Fante Bukowski Two catches up with Fante a year after the end of the first volume, when he quit town (and a promising relationship with young writer Audrey Catron) to find “somewhere he could breathe”. Ironically, the comically seedy motel he’s checking into, and the veiled menace of it’s proprietor, suggest he’s effectively in the same place.
Van Sciver has finely-honed antennae for clichés of writer stories, and succeeds in mining from them fresh narrative and comic potential. For example, after hooking-up with sex-worker, ‘Lady’ he boasts “You probably had no idea that you’d be sleeping with a great writer today, huh?” only to be told that Cormac McCarthy was there yesterday. McCarthy is just the sort of gritty, but literary, writer ‘Fante Bukowski’ would admire. This sequence is full of passing jokes: cartoonists “are excellent lovers” she says, but, (playing to Fante’s hobby horse), “the worst are editors. They’re so critical!” More than an amusing aside, this scene reveals Fante. It also sets up important plot developments: his (traceable) payment by credit card, and her compromising knowledge of an important editor, whom Fante bumps into – with his wife. Similarly, attendance at a poetry anthology launch, both satirises the scene as the editor thanks attendees for “witnessing the birth of my newest child”, and progresses the plot. Fante has the inspiration that if he too publishes a zine, he’ll be the editor, and “accept all [his] own submissions”.

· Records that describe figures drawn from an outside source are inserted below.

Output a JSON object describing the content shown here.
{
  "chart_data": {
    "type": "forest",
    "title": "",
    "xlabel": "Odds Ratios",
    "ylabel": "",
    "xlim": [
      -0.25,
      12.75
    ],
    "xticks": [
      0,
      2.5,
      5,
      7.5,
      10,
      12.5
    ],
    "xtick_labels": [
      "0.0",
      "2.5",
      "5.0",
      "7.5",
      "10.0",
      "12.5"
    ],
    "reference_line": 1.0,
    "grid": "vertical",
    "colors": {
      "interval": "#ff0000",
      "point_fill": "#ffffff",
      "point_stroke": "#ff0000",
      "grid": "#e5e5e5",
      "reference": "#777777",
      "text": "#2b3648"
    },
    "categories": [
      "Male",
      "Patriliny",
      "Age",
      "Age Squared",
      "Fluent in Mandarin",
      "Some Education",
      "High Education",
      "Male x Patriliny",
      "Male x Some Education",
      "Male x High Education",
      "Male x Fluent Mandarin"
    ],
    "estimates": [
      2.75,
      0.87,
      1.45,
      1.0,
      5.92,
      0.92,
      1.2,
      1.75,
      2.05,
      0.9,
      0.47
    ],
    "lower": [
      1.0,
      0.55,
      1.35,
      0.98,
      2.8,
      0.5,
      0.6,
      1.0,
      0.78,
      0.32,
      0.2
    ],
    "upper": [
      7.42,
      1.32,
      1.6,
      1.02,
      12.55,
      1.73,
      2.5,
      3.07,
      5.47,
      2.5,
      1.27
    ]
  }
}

The protagonist’s Fante/Bukowski inspired model of the dissolute writer is contrasted with clean-living Atticus Blake, and Audrey, now touring her successful second book. The pompous Blake is a target for satire, but not the thoroughly decent Audrey. She, instead, serves to satirise the price of success: the boredom of tours, and pressure to commercialise, in this case by granting film rights to her multi-generation family saga to absurdly mismatched director Michael Bay.

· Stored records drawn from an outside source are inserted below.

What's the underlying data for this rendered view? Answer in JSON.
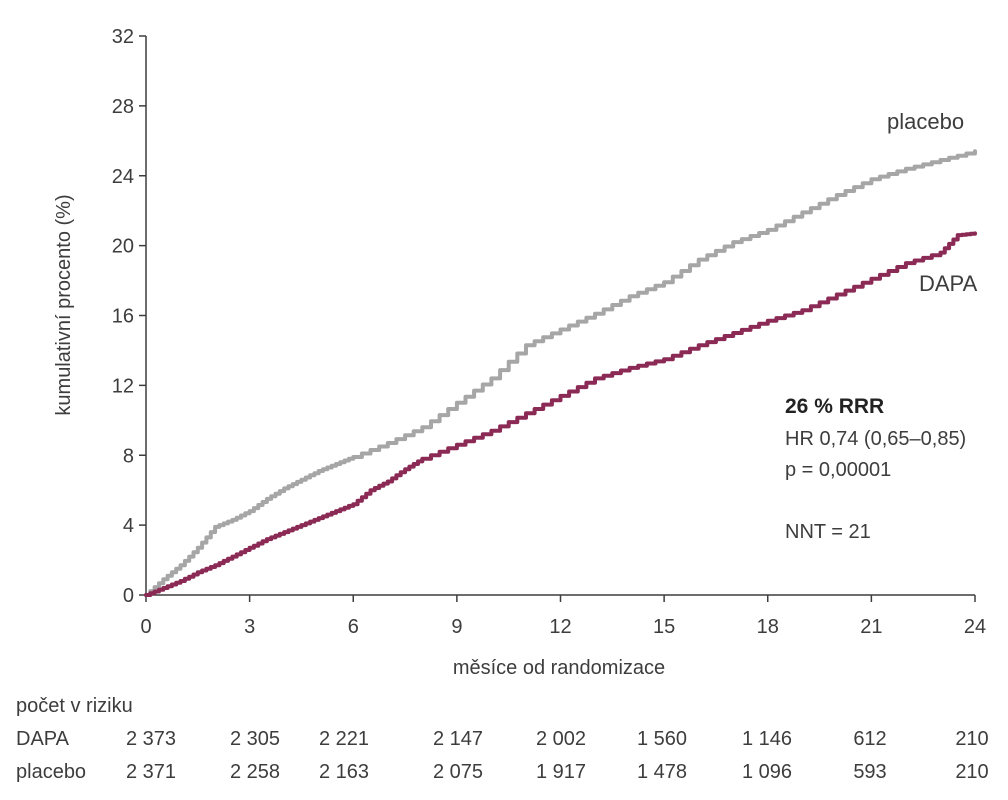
{
  "chart_data": {
    "type": "line",
    "title": "",
    "xlabel": "měsíce od randomizace",
    "ylabel": "kumulativní procento (%)",
    "xlim": [
      0,
      24
    ],
    "ylim": [
      0,
      32
    ],
    "x_ticks": [
      "0",
      "3",
      "6",
      "9",
      "12",
      "15",
      "18",
      "21",
      "24"
    ],
    "y_ticks": [
      "0",
      "4",
      "8",
      "12",
      "16",
      "20",
      "24",
      "28",
      "32"
    ],
    "grid": false,
    "series": [
      {
        "name": "placebo",
        "color": "#a6a6a6",
        "x": [
          0,
          0.5,
          1,
          1.5,
          2,
          2.5,
          3,
          3.5,
          4,
          4.5,
          5,
          5.5,
          6,
          7,
          8,
          9,
          10,
          11,
          12,
          13,
          14,
          15,
          16,
          17,
          18,
          19,
          20,
          21,
          22,
          23,
          24
        ],
        "y": [
          0,
          0.9,
          1.7,
          2.7,
          3.9,
          4.3,
          4.8,
          5.5,
          6.1,
          6.6,
          7.1,
          7.5,
          7.9,
          8.7,
          9.6,
          11.0,
          12.4,
          14.3,
          15.2,
          16.1,
          17.1,
          17.9,
          19.2,
          20.2,
          20.9,
          21.9,
          22.9,
          23.8,
          24.4,
          24.9,
          25.4
        ]
      },
      {
        "name": "DAPA",
        "color": "#8b2a55",
        "x": [
          0,
          0.5,
          1,
          1.5,
          2,
          2.5,
          3,
          3.5,
          4,
          4.5,
          5,
          5.5,
          6,
          6.5,
          7,
          7.5,
          8,
          9,
          10,
          11,
          12,
          13,
          14,
          15,
          16,
          17,
          18,
          19,
          20,
          21,
          22,
          23,
          23.5,
          24
        ],
        "y": [
          0,
          0.4,
          0.8,
          1.3,
          1.7,
          2.2,
          2.7,
          3.2,
          3.6,
          4.0,
          4.4,
          4.8,
          5.2,
          6.0,
          6.5,
          7.2,
          7.8,
          8.6,
          9.4,
          10.4,
          11.4,
          12.4,
          13.0,
          13.5,
          14.3,
          15.0,
          15.7,
          16.3,
          17.2,
          18.1,
          19.0,
          19.6,
          20.6,
          20.7
        ]
      }
    ],
    "annotations": {
      "rrr": "26 % RRR",
      "hr": "HR 0,74 (0,65–0,85)",
      "p": "p = 0,00001",
      "nnt": "NNT = 21"
    },
    "risk_table": {
      "title": "počet v riziku",
      "rows": [
        {
          "label": "DAPA",
          "values": [
            "2 373",
            "2 305",
            "2 221",
            "2 147",
            "2 002",
            "1 560",
            "1 146",
            "612",
            "210"
          ]
        },
        {
          "label": "placebo",
          "values": [
            "2 371",
            "2 258",
            "2 163",
            "2 075",
            "1 917",
            "1 478",
            "1 096",
            "593",
            "210"
          ]
        }
      ]
    }
  }
}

Novels about ‘artists’ (Kunstlerromane) typically channel the author’s own life, (as did both Fante and Bukowski), and Van Sciver has confirmed this, though emphasising a “struggling, unappreciated younger self” that he can look back on and mock. Audrey is more reverentially treated: compare her very literary readings to Fante’s howlers. She may be based on Van Sciver’s actual love interest (who appears in his autobiographical comics as ‘Amy’). Audrey even starts dating a Van Sciver lookalike… at least until he suspects her lingering feelings for ‘Fante Bukowski’, who is, in turn, fictionalised in her book. These multiple, interwoven layers of fiction with potential fact, the balance of humour and pathos, combined with the romantic tease of whether Fante and Audrey will reunite, keep the pages turning throughout this second, and longer volume.
The art here seems now to be Van Sciver’s settled style, much looser (and presumably faster) than his debut: there’s no need here for the historic mise-en-scène, exactitude, and general gravitas of fact-based The Hypo: The Melancholic Young Lincoln. Still, Van Sciver’s a confident artist, able to create distinctive and expressive characters, and propel them through a thoroughly engaging comedy drama.
Third and final volume A Perfect Failure appeared in 2018, with all three collected in 2020’s The Complete Works of Fante Bukowski.